Nesse momento, o recreio exigirá um cuidado maior dos alunos. Isso porque, para se
alimentar, os estudantes devem retirar as máscaras, sendo mais expostos, então, ao risco de
risco de contágio. O Sírio-Libanês pede que as escolas estabeleçam um período mais breve
para o intervalo, além de orientar que os alunos mantenham o distanciamento de 1,5 m (ou
dois braços de o distanciamento de 1,5 m (ou dois braços de distância) e evitem conversar.
Aliás, os estudantes não devem dividir o lanche trazido de casa.

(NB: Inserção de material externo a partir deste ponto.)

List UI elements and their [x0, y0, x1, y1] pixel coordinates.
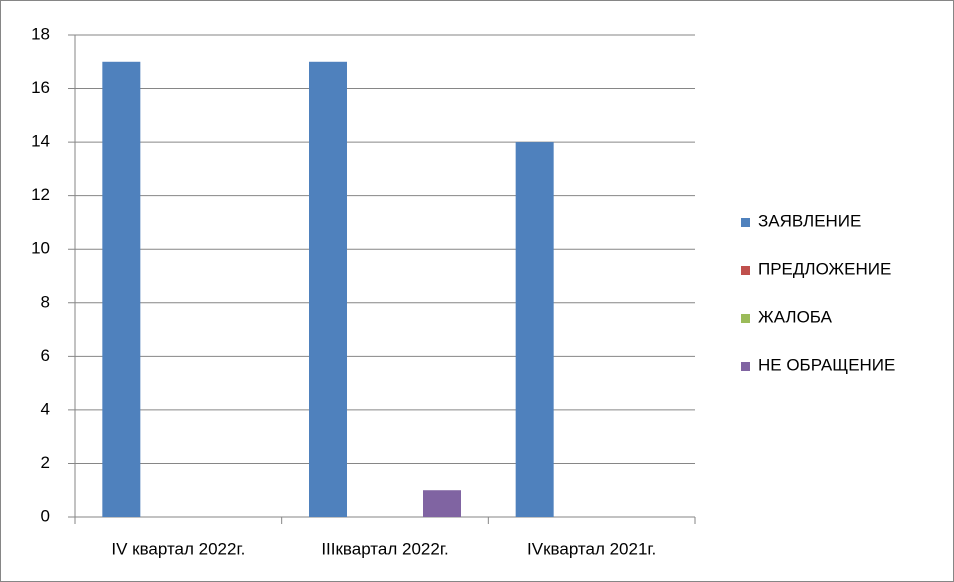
- y-tick-label: 16: [31, 78, 50, 97]
- y-tick-label: 0: [41, 506, 50, 525]
- legend-label: НЕ ОБРАЩЕНИЕ: [758, 355, 895, 374]
- y-tick-label: 12: [31, 185, 50, 204]
- legend-label: ЗАЯВЛЕНИЕ: [758, 211, 861, 230]
- bar: [309, 61, 347, 518]
- y-tick-label: 4: [41, 399, 50, 418]
- bar: [515, 142, 554, 517]
- x-tick-label: IVквартал 2021г.: [527, 539, 656, 558]
- y-tick-label: 10: [31, 239, 50, 258]
- legend-swatch: [741, 266, 750, 275]
- y-tick-label: 8: [41, 292, 50, 311]
- legend-label: ПРЕДЛОЖЕНИЕ: [758, 259, 891, 278]
- bar: [102, 61, 141, 518]
- x-tick-label: IIIквартал 2022г.: [321, 539, 448, 558]
- y-tick-label: 2: [41, 453, 50, 472]
- legend-swatch: [741, 362, 750, 371]
- legend-swatch: [741, 218, 750, 227]
- x-tick-label: IV квартал 2022г.: [111, 539, 245, 558]
- legend-swatch: [741, 314, 750, 323]
- y-tick-label: 6: [41, 346, 50, 365]
- y-tick-label: 14: [31, 132, 50, 151]
- bar: [423, 490, 461, 517]
- y-tick-label: 18: [31, 24, 50, 43]
- legend-label: ЖАЛОБА: [758, 307, 833, 326]
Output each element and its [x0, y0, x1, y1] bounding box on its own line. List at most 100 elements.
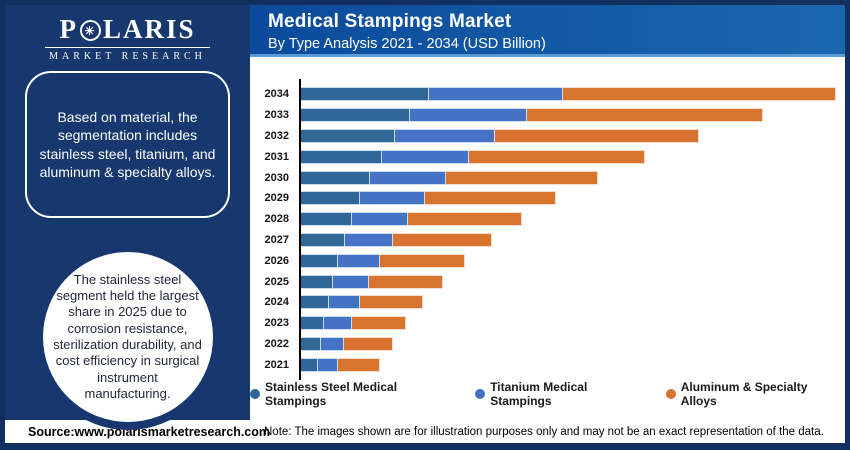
- chart-header: Medical Stampings Market By Type Analysi…: [250, 5, 845, 57]
- bar-segment: [351, 316, 407, 331]
- year-tick-label: 2021: [264, 358, 289, 371]
- year-tick-label: 2030: [264, 171, 289, 184]
- year-tick-label: 2027: [264, 233, 289, 246]
- bar-segment: [469, 149, 646, 164]
- bar-segment: [381, 149, 470, 164]
- year-tick-label: 2033: [264, 109, 289, 122]
- bar-segment: [299, 170, 371, 185]
- bar-segment: [345, 232, 394, 247]
- chart-row-2024: 2024: [258, 292, 845, 313]
- polaris-logo: P ✳ LARIS MARKET RESEARCH: [5, 14, 250, 64]
- note-text: Note: The images shown are for illustrat…: [264, 425, 824, 438]
- stacked-bar-2021: [299, 357, 380, 372]
- year-tick-label: 2026: [264, 254, 289, 267]
- chart-row-2023: 2023: [258, 313, 845, 334]
- year-tick-label: 2029: [264, 192, 289, 205]
- bar-segment: [369, 274, 444, 289]
- bar-segment: [338, 357, 380, 372]
- source-text: Source:www.polarismarketresearch.com: [28, 424, 270, 439]
- chart-row-2027: 2027: [258, 230, 845, 251]
- bar-segment: [299, 108, 410, 123]
- bar-segment: [299, 253, 339, 268]
- bar-segment: [338, 253, 380, 268]
- segmentation-callout-box: Based on material, the segmentation incl…: [25, 71, 230, 218]
- footer-strip: Source:www.polarismarketresearch.com Not…: [5, 420, 845, 443]
- legend-dot-icon: [250, 389, 260, 399]
- bar-segment: [299, 149, 382, 164]
- bar-segment: [299, 274, 333, 289]
- y-axis-line: [299, 79, 301, 381]
- legend-label: Titanium Medical Stampings: [490, 380, 588, 408]
- bar-segment: [495, 128, 699, 143]
- year-tick-label: 2023: [264, 317, 289, 330]
- stacked-bar-2034: [299, 87, 836, 102]
- legend-dot-icon: [475, 389, 486, 399]
- bar-segment: [370, 170, 446, 185]
- bar-segment: [299, 336, 321, 351]
- chart-row-2032: 2032: [258, 126, 845, 147]
- legend-label: Stainless Steel Medical Stampings: [265, 380, 398, 408]
- stacked-bar-2026: [299, 253, 466, 268]
- bar-segment: [299, 212, 352, 227]
- stacked-bar-2024: [299, 295, 424, 310]
- inner-panel: P ✳ LARIS MARKET RESEARCH Based on materia…: [5, 5, 845, 443]
- stacked-bar-chart: 2034 2033 2032 2031 2030 2029 2028 2027 2026 2025…: [250, 57, 845, 420]
- insight-callout-text: The stainless steel segment held the lar…: [53, 271, 202, 402]
- year-tick-label: 2031: [264, 150, 289, 163]
- chart-row-2021: 2021: [258, 354, 845, 375]
- stacked-bar-2023: [299, 316, 407, 331]
- legend-dot-icon: [665, 389, 676, 399]
- bar-segment: [299, 295, 330, 310]
- legend-item: Stainless Steel Medical Stampings: [250, 380, 460, 408]
- legend-item: Aluminum & Specialty Alloys: [665, 380, 845, 408]
- chart-row-2033: 2033: [258, 105, 845, 126]
- bar-segment: [394, 128, 496, 143]
- segmentation-callout-text: Based on material, the segmentation incl…: [39, 108, 216, 180]
- chart-row-2025: 2025: [258, 271, 845, 292]
- year-tick-label: 2025: [264, 275, 289, 288]
- year-tick-label: 2022: [264, 337, 289, 350]
- bar-segment: [344, 336, 393, 351]
- stacked-bar-2027: [299, 232, 492, 247]
- year-tick-label: 2034: [264, 88, 289, 101]
- bar-segment: [562, 87, 836, 102]
- legend-label: Aluminum & Specialty Alloys: [680, 380, 808, 408]
- bar-segment: [318, 357, 339, 372]
- content-column: Medical Stampings Market By Type Analysi…: [250, 5, 845, 420]
- page-title: Medical Stampings Market: [268, 11, 512, 32]
- logo-wordmark: P ✳ LARIS: [59, 14, 195, 45]
- bar-segment: [351, 212, 409, 227]
- bar-segment: [299, 87, 429, 102]
- legend-item: Titanium Medical Stampings: [475, 380, 651, 408]
- bar-segment: [445, 170, 598, 185]
- sidebar: P ✳ LARIS MARKET RESEARCH Based on materia…: [5, 5, 250, 430]
- stacked-bar-2022: [299, 336, 393, 351]
- page-subtitle: By Type Analysis 2021 - 2034 (USD Billio…: [268, 36, 546, 52]
- chart-row-2026: 2026: [258, 250, 845, 271]
- bar-segment: [324, 316, 352, 331]
- year-tick-label: 2024: [264, 296, 289, 309]
- bar-segment: [409, 108, 528, 123]
- bar-segment: [299, 128, 395, 143]
- chart-row-2028: 2028: [258, 209, 845, 230]
- stacked-bar-2032: [299, 128, 699, 143]
- stacked-bar-2033: [299, 108, 763, 123]
- year-tick-label: 2032: [264, 129, 289, 142]
- bar-segment: [408, 212, 523, 227]
- insight-callout-circle: The stainless steel segment held the lar…: [34, 244, 221, 430]
- logo-letters-laris: LARIS: [102, 14, 196, 44]
- logo-letter-p: P: [59, 14, 78, 44]
- bar-segment: [329, 295, 361, 310]
- stacked-bar-2030: [299, 170, 598, 185]
- main-row: P ✳ LARIS MARKET RESEARCH Based on materia…: [5, 5, 845, 430]
- bar-segment: [299, 191, 361, 206]
- bar-segment: [379, 253, 466, 268]
- bar-segment: [360, 295, 424, 310]
- bar-segment: [428, 87, 563, 102]
- year-tick-label: 2028: [264, 213, 289, 226]
- chart-row-2029: 2029: [258, 188, 845, 209]
- bar-segment: [299, 316, 325, 331]
- chart-row-2034: 2034: [258, 84, 845, 105]
- bar-segment: [425, 191, 557, 206]
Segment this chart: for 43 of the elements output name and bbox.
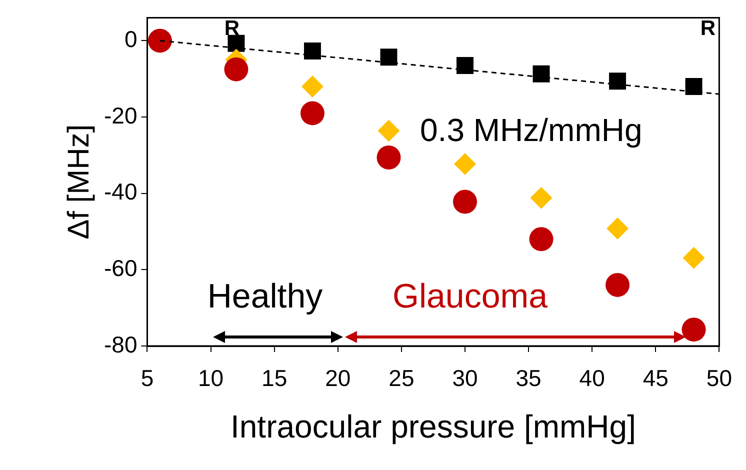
point <box>376 145 401 170</box>
point <box>456 57 474 74</box>
y-tick-label: -40 <box>104 178 138 205</box>
point <box>304 42 321 60</box>
point <box>532 65 550 82</box>
x-tick-label: 5 <box>140 365 154 392</box>
point <box>301 75 324 98</box>
annotation: Healthy <box>207 277 323 316</box>
annotation: R <box>700 16 716 40</box>
x-tick-label: 45 <box>642 365 668 392</box>
y-tick-label: 0 <box>124 26 138 52</box>
point <box>606 272 630 297</box>
point <box>682 246 705 269</box>
x-tick-label: 15 <box>262 365 288 392</box>
point <box>530 186 552 209</box>
annotation: 0.3 MHz/mmHg <box>420 112 642 148</box>
annotation: R <box>224 16 240 40</box>
point <box>606 217 629 240</box>
x-tick-label: 25 <box>388 365 414 392</box>
y-tick-label: -80 <box>104 331 138 358</box>
point <box>682 318 706 342</box>
x-tick-label: 20 <box>325 365 351 392</box>
x-tick-label: 30 <box>452 365 478 392</box>
y-tick-label: -60 <box>104 255 138 282</box>
point <box>228 34 245 52</box>
point <box>454 152 476 175</box>
point <box>529 227 554 252</box>
y-axis-title: Δf [MHz] <box>62 124 96 240</box>
x-tick-label: 50 <box>706 365 732 392</box>
x-tick-label: 40 <box>579 365 605 392</box>
x-axis-title: Intraocular pressure [mmHg] <box>230 408 636 445</box>
point <box>224 57 248 82</box>
point <box>378 120 400 142</box>
point <box>148 28 172 53</box>
annotation: Glaucoma <box>392 277 548 316</box>
point <box>685 78 702 95</box>
point <box>609 72 626 90</box>
x-tick-label: 10 <box>198 365 224 392</box>
point <box>300 101 324 126</box>
point <box>453 190 477 214</box>
y-tick-label: -20 <box>104 102 138 128</box>
x-tick-label: 35 <box>516 365 542 392</box>
point <box>380 48 398 66</box>
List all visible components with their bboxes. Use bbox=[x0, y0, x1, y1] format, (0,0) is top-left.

Não compartilhe seu material

Outro ponto importante é evitar o compartilhamento dos materiais. Sabe quando você se dá
conta de que esqueceu a caneta em casa? Evite pedir para os colegas ou mesmo de emprestar
seus materiais – canetas, cadernos ou mesmo folhas de papel. Maura menciona que, “se o
compartilhamento for inevitável, o objeto deve ser higienizado ou você deve higienizar as
mãos antes e após tocar o material”.
Evite aglomerações

Seja na entrada e na saída da escola ou durante os intervalos, evite formar aglomerações com
seus colegas de classe. Mantenha-se atento ao distanciamento de dois braços (como
mencionado acima) e evite formar rodas de conversa com muitas pessoas e, também, praticar
brincadeiras coletivas. Esportes como futebol, basquete e qualquer outro que envolva contato
não devem acontecer mesmo nas aulas de Educação Física. Evite, também, ambientes
pequenos e fechados como os elevadores.

O olhar

Enquanto os sorrisos estão cobertos pela máscara e os abraços não são possíveis, é preciso
encontrar outras formas de demonstrarmos afeto. Para Joana, por um lado, “esse é um
convite interessante porque o olhar diz muito e a gente aproveita pouco”. Essa vai ser a
maneira, pelo menos por um tempo, para demonstrar afeto e para se comunicar.

Apareceu algum sintoma?

Não vá à escola! Maura afirma que, diferentemente do protocolo habitual, é importante que
as escolas incentivem os alunos a ficarem em casa caso algum sintoma, mesmo que pequeno,
apareça. “É importante que essa medida seja incentivada para os alunos e para os pais”, diz.
Nada de seguir aquela regra antiga de só anular a falta caso o aluno tenha um atestado
médico. Então, evite colocar seus colegas e a si mesmo em risco mesmo que ainda não tenha
certeza sobre a testagem positiva para a covid-19.